I have been studying some problems on the (ir)reducibilty and Galois groups of certain polynomials in $\mathbb{Z}[x]$. However, the papers I have examined seem to use $$x^n+c_{n-1}x^{n-1}+\dots+c_0,\hspace{10mm}c_i\in\Bbb{Z}$$
as the fully general form of a polynomial, instead of
$$c_nx^n+c_{n-1}x^{n-1}+\dots+c_0,\hspace{10mm}c_i\in\mathbb{Z}$$
What allows us to drop the leading coefficient?
If we were working in $\mathbb{Q}[x]$ this would make complete sense because normalization doesn't affect the properties of reducibility or the Galois group, but $\mathbb{Z}$ isn't a field, so it doesn't quite make sense in $\mathbb{Z}[x]$.
For reference, here a couple of the papers I've seen it in (though I don't think they will help answer this question - the convention is used without much preamble).
Probabilistic Galois Theory for Quartic Polynomials, Rainer Dietmann.
Hibert's Irreducibility Theorem and the Larger Sieve, David Zywina. The relevant statement is at the top of page 3.
My suspicion is that it has to do with Hilbert's irreducibility theorem, but I don't fully understand the theorem myself yet.
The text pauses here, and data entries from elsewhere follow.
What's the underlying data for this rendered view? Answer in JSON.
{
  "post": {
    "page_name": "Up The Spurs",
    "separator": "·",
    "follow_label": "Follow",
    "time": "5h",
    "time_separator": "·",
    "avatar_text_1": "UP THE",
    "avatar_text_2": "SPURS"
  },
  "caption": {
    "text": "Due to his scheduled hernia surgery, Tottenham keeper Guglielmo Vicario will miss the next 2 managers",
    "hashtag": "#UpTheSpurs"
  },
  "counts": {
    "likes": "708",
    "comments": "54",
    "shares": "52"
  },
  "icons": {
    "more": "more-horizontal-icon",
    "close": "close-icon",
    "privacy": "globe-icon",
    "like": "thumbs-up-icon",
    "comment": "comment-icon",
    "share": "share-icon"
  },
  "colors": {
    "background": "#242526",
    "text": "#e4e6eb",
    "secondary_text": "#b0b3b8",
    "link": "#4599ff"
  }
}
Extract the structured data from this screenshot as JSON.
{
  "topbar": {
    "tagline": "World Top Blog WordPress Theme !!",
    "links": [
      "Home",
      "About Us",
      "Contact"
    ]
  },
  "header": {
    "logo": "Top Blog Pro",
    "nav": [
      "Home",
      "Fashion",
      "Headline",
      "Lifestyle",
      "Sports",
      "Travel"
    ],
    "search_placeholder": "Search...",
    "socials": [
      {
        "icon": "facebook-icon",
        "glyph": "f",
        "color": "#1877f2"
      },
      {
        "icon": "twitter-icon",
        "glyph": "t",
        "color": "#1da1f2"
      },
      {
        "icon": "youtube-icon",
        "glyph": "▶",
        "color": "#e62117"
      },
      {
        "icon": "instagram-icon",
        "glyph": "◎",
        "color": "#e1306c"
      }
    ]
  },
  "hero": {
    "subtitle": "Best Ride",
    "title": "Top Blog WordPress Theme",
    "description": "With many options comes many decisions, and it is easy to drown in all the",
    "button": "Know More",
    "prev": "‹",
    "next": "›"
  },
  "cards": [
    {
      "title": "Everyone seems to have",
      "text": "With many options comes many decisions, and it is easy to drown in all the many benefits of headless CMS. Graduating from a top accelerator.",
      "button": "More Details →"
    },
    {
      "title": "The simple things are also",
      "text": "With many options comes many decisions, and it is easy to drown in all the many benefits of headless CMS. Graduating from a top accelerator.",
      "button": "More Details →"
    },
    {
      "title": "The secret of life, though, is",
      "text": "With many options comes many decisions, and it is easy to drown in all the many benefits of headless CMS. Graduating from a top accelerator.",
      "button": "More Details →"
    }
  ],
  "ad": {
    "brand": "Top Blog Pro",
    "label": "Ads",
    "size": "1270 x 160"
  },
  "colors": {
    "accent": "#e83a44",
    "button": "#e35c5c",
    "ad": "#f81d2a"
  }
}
I think the leading coefficient can be dropped because in that case, division with remainder works. Division with remainder says the following:
Let $R$ be a ring and $f,g \in R[X]$. Assume that $g \neq 0$ and that the leading coefficient of $g$ is a unit of $R$. Then there exist unique $q,r \in R[X]$ such that
\begin{equation} f = qg + r, \hspace{1mm} \text{ and } r = 0 \hspace{1mm} \text{ or } \hspace{1mm} \text{deg}(r) < \text{deg}(g). \end{equation}
The condition that the leading coefficient of $g$ is a unit in $R$ cannot be dropped here, as the next example shows.
Let $R = \mathbb{Z}$, $f = X^{2}$ and let $g = 2X$. Suppose we would like to perform division of $f$ by $g$. If the remainder would be zero, then there should be a $q \in \mathbb{Z}[X]$ such that
\begin{equation} X^{2} = q\cdot 2X, \end{equation}
which is nonsense. Suppose the remainder $r$ is nonzero. Then, because $\text{deg}(r) < \text{deg}(2X) = 1$, we have that $r \in \mathbb{Z} \setminus \{0\}$. Furthermore, there should exist a $q \in \mathbb{Z}[X]$ such that
\begin{equation} X^2 = q\cdot 2X + r. \end{equation}
However, by comparing coefficients on either side we see that there cannot exist such $r$ and $q$.